Sinopse: Entediado com esse confinamento (o que é bom) para cuidar de nós mesmos, verificando coisas – limpando discos rígidos, encontrei vídeos que havia filmado há muito tempo, entre 2006 e 2008, de jovens a andar de skate, de bicicleta, caminhando: coisas de adolescentes. São imagens de outros filmes deixadas para trás e imagens cedidas. Editado entre abril e maio de 2020.
Direção: Raul Perrone
Título Original: 4lgunxs Pibxs (2020)
Gênero: Experimental
Duração: 1h 8min
País: Argentina
As Facetas de Raul Perrone
Costuma ser difícil escrever sobre um diretor o qual admiramos profundamente. Há alguns anos tive a oportunidade de escrever sobre Hierba (2015) e agora, novamente pego uma obra de Perrone para analisar. Uma coisa que podemos falar de cara é que o diretor é extremamente produtivo e múltiplo, assim que durante a Quarentena , não poderia ser diferente. Ainda que impedido de registrar novas imagens, Perrone utiliza antigos trechos de material filmado entre 2006 e 2008 e inicia o trabalho. É assim que o diretor chega ao Festival Ecrã 2020, após passagem no Festival do ano passado, com “4lgunxs Pibxs“.
A primeira surpresa vem já na primeira sequência da obra. Raul revela o processo, mostrando velhas imagens dubladas em português( algo meio Hermes e Renato) enquanto adianta e retorna o que vê diante de seus olhos. Parecia estar procurando um objeto e, ele aparece, ainda que tangencialmente. Assim, podemos entender que o skate e os skatistas perpassam grande parte da obra, mas não são necessariamente o objeto central. Como costuma ser padrão nas obras do argentino, os sujeitos, os lugares e as questões passeiam pela tela sem que tenhamos muito tempo para fixá-las. Perrone parece um Benjamin pós-moderno: o que pode ser fixado e completamente apreendido, está morto- porque já não permite a troca ou o diálogo.
Como avisei de início, em minha percepção, nosso hermano é um dos mestres do cinema experimental justamente por não gostar de rótulos. Cinema autoral, experimental, documentário ficcional, ficção documental. Ele se encaixaria em qualquer um dos gêneros e em nenhum.
Não faz questão de explicar muita coisa e, apesar de admitir que esse filme é bem diferente dos demais que já assisti- incluindo aqui Hierba, que tive o prazer de ver durante o BAFICI de 2016 – não me parece que essa seja uma questão tampouco no resto de sua diversificada obra (composta por mais de 20 filmes desde a década de 90). Perrone trabalha com experimentações de sons e imagens. Então, embora possamos pensar grande parte de “4lgunxs Pibxs” como um ensaio visual sobre o ato de andar de skate, temos acesso ao entorno da pista, ao caminho dos skatistas e a seus encontros. Imagens saturadas, sobrepostas, em preto e branco. Sons distorcidos, mixados, trabalhados na pós-produção, música incidental. Temos de tudo um pouco. Tanto que a obra permite-se existir em três idiomas: espanhol, português e inglês.

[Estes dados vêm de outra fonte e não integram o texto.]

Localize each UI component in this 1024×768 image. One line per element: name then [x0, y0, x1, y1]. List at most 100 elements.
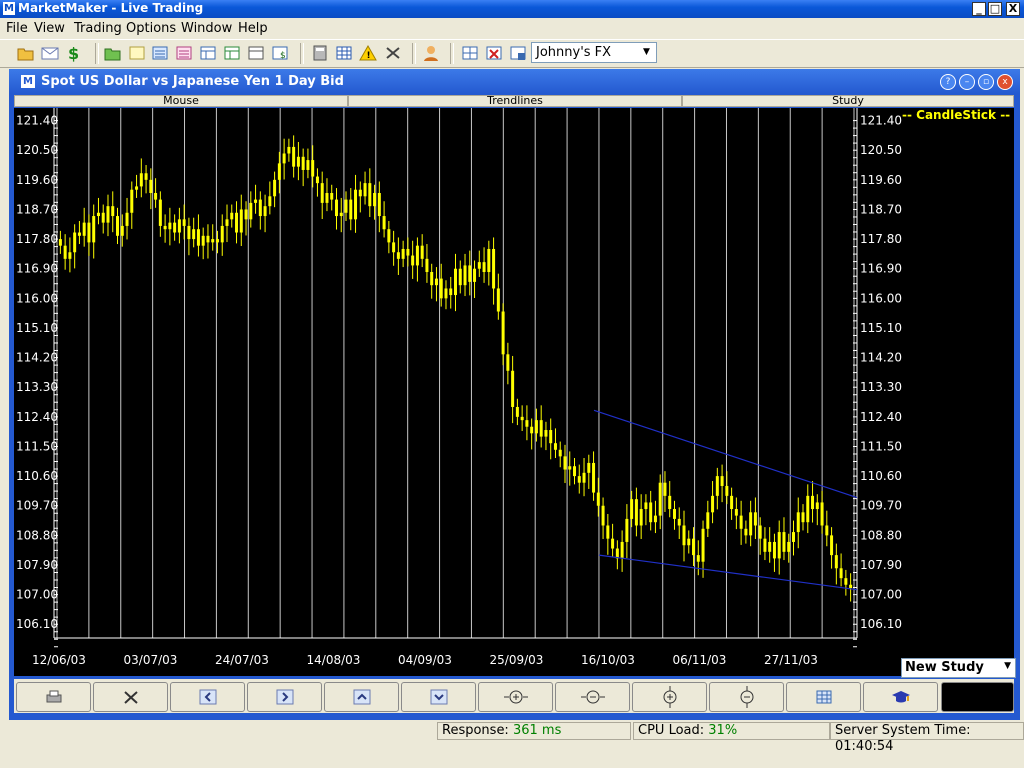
account-dropdown[interactable]: Johnny's FX ▼	[531, 42, 657, 63]
new-study-dropdown[interactable]: New Study ▼	[901, 658, 1016, 678]
candle-body	[396, 252, 400, 259]
chevron-down-icon[interactable]: ▼	[1004, 661, 1011, 671]
trade-window-icon[interactable]	[247, 44, 265, 62]
cpu-value: 31%	[708, 723, 738, 738]
y-tick-label-left: 120.50	[16, 143, 58, 157]
maximize-button[interactable]: □	[988, 2, 1002, 16]
candle-body	[58, 239, 62, 246]
candle-body	[796, 512, 800, 533]
save-layout-icon[interactable]	[509, 44, 527, 62]
zoom-out-vertical-button[interactable]	[709, 682, 784, 712]
chart-area[interactable]: 121.40 121.40 120.50 120.50 119.60 119.60 118.…	[14, 108, 1014, 676]
arrow-down-icon	[430, 689, 447, 705]
candle-body	[363, 183, 367, 197]
candle-body	[806, 495, 810, 523]
layout-icon[interactable]	[461, 44, 479, 62]
tab-mouse[interactable]: Mouse	[14, 95, 348, 107]
green-grid-window-icon[interactable]	[223, 44, 241, 62]
chart-window-title: Spot US Dollar vs Japanese Yen 1 Day Bid	[41, 74, 344, 89]
calculator-icon[interactable]	[311, 44, 329, 62]
chevron-down-icon[interactable]: ▼	[639, 45, 654, 60]
dollar-icon[interactable]: $	[64, 44, 82, 62]
x-tick-label: 27/11/03	[764, 653, 818, 667]
chart-window-titlebar: M Spot US Dollar vs Japanese Yen 1 Day B…	[9, 69, 1020, 94]
print-button[interactable]	[16, 682, 91, 712]
candle-body	[715, 476, 719, 496]
menu-help[interactable]: Help	[238, 21, 268, 36]
menu-options[interactable]: Options	[126, 21, 176, 36]
candle-body	[354, 189, 358, 220]
menu-trading[interactable]: Trading	[74, 21, 122, 36]
candle-body	[420, 245, 424, 259]
candle-body	[344, 199, 348, 213]
study-label: -- CandleStick --	[902, 108, 1010, 122]
candle-body	[487, 248, 491, 273]
scroll-down-button[interactable]	[401, 682, 476, 712]
candlestick-chart[interactable]: 121.40 121.40 120.50 120.50 119.60 119.60 118.…	[14, 108, 1014, 676]
candle-body	[206, 235, 210, 243]
grid-window-icon[interactable]	[199, 44, 217, 62]
candle-body	[777, 532, 781, 559]
candle-body	[763, 538, 767, 552]
close-button[interactable]: X	[1006, 2, 1020, 16]
candle-body	[287, 146, 291, 154]
candle-body	[415, 245, 419, 266]
y-tick-label-right: 116.90	[860, 262, 902, 276]
y-tick-label-left: 108.80	[16, 528, 58, 542]
candle-body	[473, 268, 477, 282]
x-tick-label: 14/08/03	[307, 653, 361, 667]
candle-body	[563, 456, 567, 470]
candle-body	[573, 466, 577, 477]
grid-icon	[816, 690, 831, 704]
alert-tools-icon[interactable]	[384, 44, 402, 62]
user-icon[interactable]	[422, 44, 440, 62]
zoom-in-horizontal-button[interactable]	[478, 682, 553, 712]
menu-window[interactable]: Window	[181, 21, 232, 36]
chart-close-button[interactable]: x	[997, 74, 1013, 90]
menu-bar: File View Trading Options Window Help	[0, 18, 1024, 38]
scroll-up-button[interactable]	[324, 682, 399, 712]
candle-body	[601, 505, 605, 526]
candle-body	[249, 202, 253, 220]
minimize-button[interactable]: _	[972, 2, 986, 16]
tools-button[interactable]	[93, 682, 168, 712]
candle-body	[211, 239, 215, 243]
y-tick-label-left: 115.10	[16, 321, 58, 335]
response-value: 361 ms	[512, 723, 562, 738]
candle-body	[225, 219, 229, 226]
pink-list-icon[interactable]	[175, 44, 193, 62]
candle-body	[315, 176, 319, 184]
candle-body	[725, 485, 729, 496]
tab-study[interactable]: Study	[682, 95, 1014, 107]
y-tick-label-right: 112.40	[860, 410, 902, 424]
delete-layout-icon[interactable]	[485, 44, 503, 62]
blue-list-icon[interactable]	[151, 44, 169, 62]
zoom-in-vertical-button[interactable]	[632, 682, 707, 712]
new-window-icon[interactable]	[128, 44, 146, 62]
chart-restore-button[interactable]: ▫	[978, 74, 994, 90]
menu-file[interactable]: File	[6, 21, 28, 36]
cpu-panel: CPU Load: 31%	[633, 722, 830, 740]
candle-body	[696, 555, 700, 562]
warning-icon[interactable]: !	[359, 44, 377, 62]
candle-body	[401, 248, 405, 259]
y-tick-label-right: 117.80	[860, 232, 902, 246]
candle-body	[787, 541, 791, 552]
open-green-folder-icon[interactable]	[104, 44, 122, 62]
menu-view[interactable]: View	[34, 21, 65, 36]
chart-help-icon[interactable]: ?	[940, 74, 956, 90]
candle-body	[454, 268, 457, 296]
study-help-button[interactable]	[863, 682, 938, 712]
mail-icon[interactable]	[41, 44, 59, 62]
candle-body	[282, 153, 286, 164]
tab-trendlines[interactable]: Trendlines	[348, 95, 682, 107]
chart-minimize-button[interactable]: –	[959, 74, 975, 90]
grid-button[interactable]	[786, 682, 861, 712]
dollar-window-icon[interactable]: $	[271, 44, 289, 62]
zoom-out-horizontal-button[interactable]	[555, 682, 630, 712]
scroll-left-button[interactable]	[170, 682, 245, 712]
candle-body	[825, 525, 829, 536]
spreadsheet-icon[interactable]	[335, 44, 353, 62]
scroll-right-button[interactable]	[247, 682, 322, 712]
open-folder-icon[interactable]	[17, 44, 35, 62]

Em “4lgunxs Pibxs” Perrone incrivelmente dá mais um passo. Sem muita conexão entre si, as imagens falam por si próprias, mas surpreendentemente trabalham e um conjunto que só poderia ter vindo da cabeça do diretor.
O tema, skate- caso queiramos ficar presos a um, se repete de diversas formas e em diversos lugares.
A liberdade estilística e narrativa de Perrone faz com que desde a cena inicial, na qual podemos notar um pedaço de sua mão, fiquemos um pouco como os skatistas que terminam o filme. Com um olhar de expectativa, tentando entender qual é o nosso momento de apreender o jogo e quando ele irá mudar.
E, com um papel que escreve a próprio punho, finaliza mais uma obra e exibe os créditos de seu novo experimental. Não antes de um time lapse. “4lgunxs Pibxs” nos ensina a não esperar nada e a esperar tudo do diretor.